Tidak dipungkiri proses peminggiran kebudayaan kelompok yang terjadi diatas tidak lepas dengan konsep yang disebut sebagai kebudayaan nasional, dimana ini juga berkaitan dengan arah politik kebudayaan nasional ketika itu. Keberadaan kebudayaan nasional sesungguhnya adalah suatu konsep yang sifatnya umum dan biasa ada dalam konteks sejarah negara modern dimana ia digunakan oleh negara untuk memperkuat rasa kebersamaan masyarakatnya yang beragam dan berasal dari latar belakang kebudayaan yang berbeda. Akan tetapi dalam perjalanannya, pemerintah kemudian memperkuat batas-batas kebudayaan nasionalnya dengan menggunakan kekuatan-kekuatan politik, ekonomi, dan militer yang dimilikinya. Keadaan ini terjadi berkaitan dengan gagasan yang melihat bahwa usaha-usaha untuk membentuk suatu kebudayaan nasional adalah juga suatu upaya untuk mencari letigimasi ideologi demi memantapkan peran pemerintah dihadapan warganya. Tidak mengherankan kemudian, jika yang nampak dipermukaan adalah gejala bagaimana pemerintah menggunakan segala daya upaya kekuatan politik dan pendekatan kekuasaannya untuk ”mematikan” kebudayaan-kebudayaan local yang ada didaerah atau kelompok-kelompok pinggiran, dimana kebudayaan-kebudayaan tersebut dianggap tidak sesuai dengan kebudayaan nasional.

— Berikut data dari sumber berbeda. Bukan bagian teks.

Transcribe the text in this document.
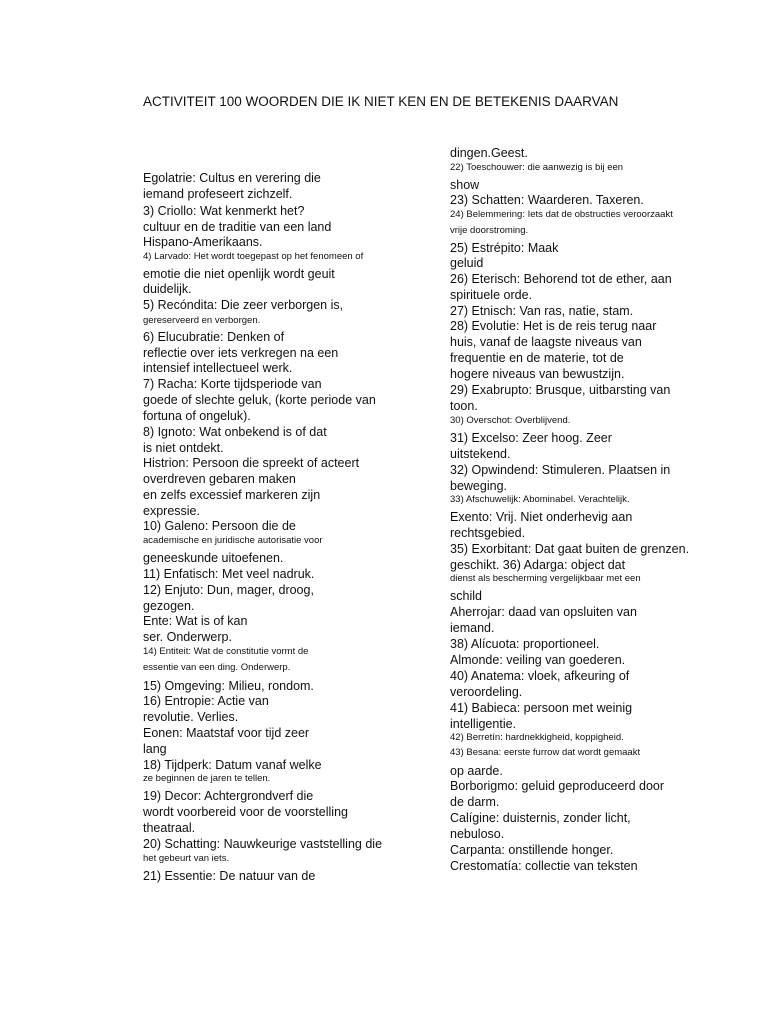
ACTIVITEIT 100 WOORDEN DIE IK NIET KEN EN DE BETEKENIS DAARVAN
Egolatrie: Cultus en verering die
iemand profeseert zichzelf.
3) Criollo: Wat kenmerkt het?
cultuur en de traditie van een land
Hispano-Amerikaans.
4) Larvado: Het wordt toegepast op het fenomeen of
emotie die niet openlijk wordt geuit
duidelijk.
5) Recóndita: Die zeer verborgen is,
gereserveerd en verborgen.
6) Elucubratie: Denken of
reflectie over iets verkregen na een
intensief intellectueel werk.
7) Racha: Korte tijdsperiode van
goede of slechte geluk, (korte periode van
fortuna of ongeluk).
8) Ignoto: Wat onbekend is of dat
is niet ontdekt.
Histrion: Persoon die spreekt of acteert
overdreven gebaren maken
en zelfs excessief markeren zijn
expressie.
10) Galeno: Persoon die de
academische en juridische autorisatie voor
geneeskunde uitoefenen.
11) Enfatisch: Met veel nadruk.
12) Enjuto: Dun, mager, droog,
gezogen.
Ente: Wat is of kan
ser. Onderwerp.
14) Entiteit: Wat de constitutie vormt de
essentie van een ding. Onderwerp.
15) Omgeving: Milieu, rondom.
16) Entropie: Actie van
revolutie. Verlies.
Eonen: Maatstaf voor tijd zeer
lang
18) Tijdperk: Datum vanaf welke
ze beginnen de jaren te tellen.
19) Decor: Achtergrondverf die
wordt voorbereid voor de voorstelling
theatraal.
20) Schatting: Nauwkeurige vaststelling die
het gebeurt van iets.
21) Essentie: De natuur van de
dingen.Geest.
22) Toeschouwer: die aanwezig is bij een
show
23) Schatten: Waarderen. Taxeren.
24) Belemmering: Iets dat de obstructies veroorzaakt
vrije doorstroming.
25) Estrépito: Maak
geluid
26) Eterisch: Behorend tot de ether, aan
spirituele orde.
27) Etnisch: Van ras, natie, stam.
28) Evolutie: Het is de reis terug naar
huis, vanaf de laagste niveaus van
frequentie en de materie, tot de
hogere niveaus van bewustzijn.
29) Exabrupto: Brusque, uitbarsting van
toon.
30) Overschot: Overblijvend.
31) Excelso: Zeer hoog. Zeer
uitstekend.
32) Opwindend: Stimuleren. Plaatsen in
beweging.
33) Afschuwelijk: Abominabel. Verachtelijk.
Exento: Vrij. Niet onderhevig aan
rechtsgebied.
35) Exorbitant: Dat gaat buiten de grenzen.
geschikt. 36) Adarga: object dat
dienst als bescherming vergelijkbaar met een
schild
Aherrojar: daad van opsluiten van
iemand.
38) Alícuota: proportioneel.
Almonde: veiling van goederen.
40) Anatema: vloek, afkeuring of
veroordeling.
41) Babieca: persoon met weinig
intelligentie.
42) Berretín: hardnekkigheid, koppigheid.
43) Besana: eerste furrow dat wordt gemaakt
op aarde.
Borborigmo: geluid geproduceerd door
de darm.
Calígine: duisternis, zonder licht,
nebuloso.
Carpanta: onstillende honger.
Crestomatía: collectie van teksten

Setelah reformasi 1998, muncul kesadaran baru tentang bagaimana menyikapi perbedaan dan keanekaragaman yang dimiliki oleh bangsa Indonesia. Yaitu kesadaran untuk membangun masyarakat Indonesia yang sifatnya multibudaya, dimana acuan utama bagi terwujudnya masyarakat Indonesia yang multibudaya adalah multibudayaisme, yaitu sebuah ideologi yang mengakui dan mengagungkan perbedaan dalam kesederajatan baik secara individual maupun secara kebudayaan (Suparlan,1999). Dalam model multikultural ini, sebuah masyarakat (termasuk juga masyarakat bangsa seperti Indonesia) dilihat sebagai mempunyai sebuah kebudayaan yang berlaku umum dalam masyarakat tersebut yang coraknya seperti sebuah mosaik. Di dalam mosaik tercakup semua kebudayaan dari masyarakat-masyarakat yang lebih kecil yang membentuk terwujudnya masyarakat yang lebih besar, yang mempunyai kebudayaan yang seperti sebuah mosaik tersebut. Model multibudayaisme ini sebenarnya telah digunakan sebagai acuan oleh para pendiri bangsa Indonesia dalam mendesain apa yang dinamakan sebagai kebudayaan bangsa, sebagaimana yang terungkap dalam penjelasan Pasal 32 UUD 1945, yang berbunyi: “kebudayaan bangsa (Indonesia) adalah puncak-puncak kebudayaan di daerah”.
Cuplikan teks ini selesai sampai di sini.